Clarification on model files, backbones, and usage with Hugging Face / PyTorch

#1
by abelBEDOYA - opened

Hello, and congratulations on the excellent work on this model.
I’m very interested in testing it on some images I’ve collected, but I have a few questions regarding the model structure and how to use the provided files.

  1. Identification of model components (.pth files)
    From the file names alone, I find it difficult to understand which part of the model each checkpoint corresponds to. As mentioned in the README, you trained different heads on histological images using DINOv1 and DINOv2 as backbones.

Are all the .pth files classification heads only?

Which checkpoints correspond to DINOv1 and which to DINOv2?

Are any of the provided files full models (backbone + head), or do they all assume externally loaded DINO backbones?

  1. Input consistency across heads
    Do all heads (MLP-based and CNN-based) expect the same input format and preprocessing?
    Since they all originate from the same DINO backbone. More specifically, could you clarify how the DINO output is extracted and fed into each type of head? For example, do MLP-based heads operate on the global representation (e.g., the CLS token or a pooled embedding), while CNN-based heads consume spatial patch-token feature maps reshaped into a 2D grid?

  2. Usage with Hugging Face Transformers
    I’ve tried to load the model using the Hugging Face transformers library, but I’m running into issues because the standard HF configuration objects seem to be missing required information (e.g., architecture definition).
    Is there an intended or recommended way to use this model with transformers, or is it expected to be used outside the HF model API?

  3. Using the checkpoints directly in PyTorch
    I also attempted to use the model directly in PyTorch. However, it seems that the .pth files contain only checkpoint weights and not the full model architecture.

The DINO backbones themselves are available via timm / PyTorch model hubs, but the trained heads are not.

How can I access or reconstruct the architecture of the trained heads?

Is there example code showing how to attach these heads to the corresponding DINOv1 / DINOv2 backbones?

If I’ve missed something obvious in the repository or documentation, please feel free to point it out.

Thanks in advance for your time and for sharing this work!
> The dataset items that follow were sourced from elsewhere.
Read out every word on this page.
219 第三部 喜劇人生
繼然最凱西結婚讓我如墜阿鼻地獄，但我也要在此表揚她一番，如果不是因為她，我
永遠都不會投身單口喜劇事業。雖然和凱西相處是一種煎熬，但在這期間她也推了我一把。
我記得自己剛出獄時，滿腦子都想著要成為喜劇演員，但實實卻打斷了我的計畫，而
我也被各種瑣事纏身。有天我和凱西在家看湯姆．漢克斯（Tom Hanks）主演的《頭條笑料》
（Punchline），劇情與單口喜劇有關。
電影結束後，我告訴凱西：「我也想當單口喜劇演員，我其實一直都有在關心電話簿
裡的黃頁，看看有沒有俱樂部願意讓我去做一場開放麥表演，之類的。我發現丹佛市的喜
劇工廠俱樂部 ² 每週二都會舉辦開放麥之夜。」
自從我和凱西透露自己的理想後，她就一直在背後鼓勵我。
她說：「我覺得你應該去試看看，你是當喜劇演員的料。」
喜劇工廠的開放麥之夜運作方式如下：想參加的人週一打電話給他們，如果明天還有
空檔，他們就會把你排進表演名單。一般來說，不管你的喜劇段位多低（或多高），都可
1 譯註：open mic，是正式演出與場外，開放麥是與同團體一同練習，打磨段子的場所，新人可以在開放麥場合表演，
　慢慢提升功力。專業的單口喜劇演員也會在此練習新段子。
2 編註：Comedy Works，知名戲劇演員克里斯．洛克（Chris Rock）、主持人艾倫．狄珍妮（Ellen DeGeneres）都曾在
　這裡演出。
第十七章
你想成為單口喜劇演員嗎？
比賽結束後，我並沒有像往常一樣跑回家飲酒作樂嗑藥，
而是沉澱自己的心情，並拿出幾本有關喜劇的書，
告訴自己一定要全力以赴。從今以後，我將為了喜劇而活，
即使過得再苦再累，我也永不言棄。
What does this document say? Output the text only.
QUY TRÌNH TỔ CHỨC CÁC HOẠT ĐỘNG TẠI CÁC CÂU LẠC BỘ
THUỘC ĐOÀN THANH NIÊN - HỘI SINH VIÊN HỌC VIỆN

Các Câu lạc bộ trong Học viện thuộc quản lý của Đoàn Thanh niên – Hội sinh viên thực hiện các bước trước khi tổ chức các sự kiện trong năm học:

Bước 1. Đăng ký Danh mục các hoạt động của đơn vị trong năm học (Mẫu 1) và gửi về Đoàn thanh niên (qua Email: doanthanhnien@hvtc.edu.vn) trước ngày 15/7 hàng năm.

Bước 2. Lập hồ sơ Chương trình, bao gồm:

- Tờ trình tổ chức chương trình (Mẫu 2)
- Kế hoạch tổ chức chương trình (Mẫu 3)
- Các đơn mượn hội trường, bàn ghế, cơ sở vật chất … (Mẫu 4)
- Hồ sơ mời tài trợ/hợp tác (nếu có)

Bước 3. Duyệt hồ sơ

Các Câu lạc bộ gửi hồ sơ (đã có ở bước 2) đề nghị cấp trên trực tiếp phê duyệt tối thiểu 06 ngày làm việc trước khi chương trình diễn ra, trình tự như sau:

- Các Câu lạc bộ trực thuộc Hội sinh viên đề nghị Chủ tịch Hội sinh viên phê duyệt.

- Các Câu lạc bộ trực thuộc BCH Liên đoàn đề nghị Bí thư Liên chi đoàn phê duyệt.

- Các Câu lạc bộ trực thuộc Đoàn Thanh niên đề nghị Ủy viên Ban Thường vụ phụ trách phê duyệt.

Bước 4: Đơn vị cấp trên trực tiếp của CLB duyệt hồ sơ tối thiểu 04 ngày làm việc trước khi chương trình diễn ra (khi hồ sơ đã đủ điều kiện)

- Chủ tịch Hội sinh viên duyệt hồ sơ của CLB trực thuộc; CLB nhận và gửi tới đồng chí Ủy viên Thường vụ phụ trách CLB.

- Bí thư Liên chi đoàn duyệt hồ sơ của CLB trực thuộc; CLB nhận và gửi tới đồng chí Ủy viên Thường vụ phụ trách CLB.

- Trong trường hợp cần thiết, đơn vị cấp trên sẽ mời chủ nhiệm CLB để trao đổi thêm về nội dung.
Thanks also from my side. I didn't get this model to run either. It looks like the repository was not uploaded correctly in HuggingFace format. It has a preprocessor_config.json (which is why the processor loads fine), but the weights were saved as raw PyTorch checkpoints instead of the standard pytorch_model.bin / model.safetensors that from_pretrained() expects.

I tried downloading the DINO-mlp locally but in the checkpoint I can only find DINO SSL weights and no Gleason MLP on top of the image embeddings.

Furthermore, there are no details on what input resolution in terms of microns/pxl the models expect.

Any help would be greatly appreciated.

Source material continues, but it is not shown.